Reagor needs success in 1-on-1 drills to translate into games originally appeared on NBC Sports Philadelphia
Jalen Reagor makes it sound like he’s talking about a routine play.
The Eagles’ second-year receiver was asked on Wednesday about his spectacular one-handed catch against the Patriots in 1-on-1 drills last week and he gave a pretty basic explanation for how it went down.
“It’s like one of them things, you know when you go in the backyard and you catch the ball one-handed?” Reagor said. “Well, it’s kind of instinctual. He had my left arm and the only way I could catch it is with my right.”
Just rise above the defender and grab the ball with your right hand, spin your body and get both feet in bounds. It sounds pretty easy, right? Not so much.
Even before that practice, head coach Nick Sirianni called Reagor’s ability in those 1-on-1s “special” and it’s easy to see why. In fact, the catch against the Patriots was the second time he made basically the same play in training camp.
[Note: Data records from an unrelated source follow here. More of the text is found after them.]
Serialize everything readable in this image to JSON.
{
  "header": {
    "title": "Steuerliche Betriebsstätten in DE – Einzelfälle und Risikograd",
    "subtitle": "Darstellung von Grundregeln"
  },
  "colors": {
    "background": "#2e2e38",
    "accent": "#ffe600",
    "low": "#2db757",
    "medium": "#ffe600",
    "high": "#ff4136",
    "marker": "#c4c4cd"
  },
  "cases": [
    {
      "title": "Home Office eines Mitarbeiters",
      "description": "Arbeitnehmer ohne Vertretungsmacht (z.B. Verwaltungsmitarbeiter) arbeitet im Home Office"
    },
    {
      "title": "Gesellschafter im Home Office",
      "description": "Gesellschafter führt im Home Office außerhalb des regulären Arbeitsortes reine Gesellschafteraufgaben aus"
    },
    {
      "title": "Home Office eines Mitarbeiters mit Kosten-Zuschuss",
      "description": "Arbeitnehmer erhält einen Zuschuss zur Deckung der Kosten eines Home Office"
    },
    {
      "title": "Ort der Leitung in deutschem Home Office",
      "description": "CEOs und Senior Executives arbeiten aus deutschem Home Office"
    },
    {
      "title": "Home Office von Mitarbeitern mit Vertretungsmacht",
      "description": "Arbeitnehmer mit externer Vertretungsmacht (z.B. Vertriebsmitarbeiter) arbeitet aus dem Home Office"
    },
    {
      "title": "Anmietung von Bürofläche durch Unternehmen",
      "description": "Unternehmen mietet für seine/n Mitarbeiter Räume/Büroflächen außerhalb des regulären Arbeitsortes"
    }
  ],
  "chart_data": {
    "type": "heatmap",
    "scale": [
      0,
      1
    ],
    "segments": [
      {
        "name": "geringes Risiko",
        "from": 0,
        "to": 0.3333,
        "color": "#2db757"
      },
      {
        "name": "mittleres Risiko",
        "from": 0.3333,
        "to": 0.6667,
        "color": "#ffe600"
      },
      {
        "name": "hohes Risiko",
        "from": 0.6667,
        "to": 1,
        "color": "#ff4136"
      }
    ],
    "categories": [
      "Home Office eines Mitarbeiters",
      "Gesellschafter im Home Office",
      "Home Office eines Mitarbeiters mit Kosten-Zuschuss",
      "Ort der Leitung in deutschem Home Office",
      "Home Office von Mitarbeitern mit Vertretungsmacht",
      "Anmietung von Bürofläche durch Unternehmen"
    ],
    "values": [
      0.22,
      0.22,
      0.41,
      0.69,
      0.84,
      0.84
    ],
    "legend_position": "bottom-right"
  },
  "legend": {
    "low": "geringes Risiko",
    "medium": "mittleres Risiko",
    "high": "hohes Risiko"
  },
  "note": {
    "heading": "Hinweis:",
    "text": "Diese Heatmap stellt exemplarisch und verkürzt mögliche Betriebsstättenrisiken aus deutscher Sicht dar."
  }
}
Sure, those 1-on-1 drills are slanted toward the receiver, but Reagor wins them pretty consistently.
So we’ve established that’s what Reagor can do in the backyard.
Now, he just needs to do it in NFL stadiums … when it counts.
“What the 1-on-1 are there to do is really perfect your technique and fundamentals and see if the talent that you have and the fundamentals that you learned is going to win your 1-on-1 matchups,” Sirianni said. “That’s what this league is about, the 1-on-1 matchups that you have to win.
“So, those are great experiences for him, and he’s doing a really good job winning those 1-on-1 battles there, and now it’s just, hey, can you sustain that play to play to play?”
During those 1-on-1 drills, there’s plenty of time for the receiver to get geared up for one rep, run it and then take a break. Sirianni’s point was that the repeated snaps in game settings, which are duplicated in practices, hinge on conditioning.
“That’s what practice is for, right?” Sirianni said. “That’s why we’re going six, seven plays in a row, to simulate the drive. So, it’s a combination of the one-on-ones and then the practice reps they do.”
Reagor, 22, had a disappointing rookie season in 2020. He dealt with several injuries and ended up playing in just 11 games. He had 31 catches for 396 yards and 1 touchdown. Hardly the numbers you’d expect for a first-round pick.
After the death of a childhood friend and a failed conditioning test to start training camp, Reagor has rebounded to have a pretty good summer.
Perhaps some of the pressure will be off Reagor in Year 2. The Eagles used the No. 10 overall pick to draft Heisman Trophy winner DeVonta Smith and the emergence of Quez Watkins this summer has given them another legitimate starting receiver.
But getting more out of Reagor in Year 2 would be a big boost for Sirianni, Jalen Hurts and the entire Eagles’ offense.
If nothing else, these 1-on-1s show glimpses of the talent we know Reagor has. Now, he just needs to take that talent and turn it into production on the field.
If you’re wondering, Reagor thinks that’s going to come pretty naturally. Of course he does.
“It’s the same thing,” Reagor said. “It’s just like if I go against him in the game. It’s the same thing. It really depends on timing and me getting off the ball and running the route.”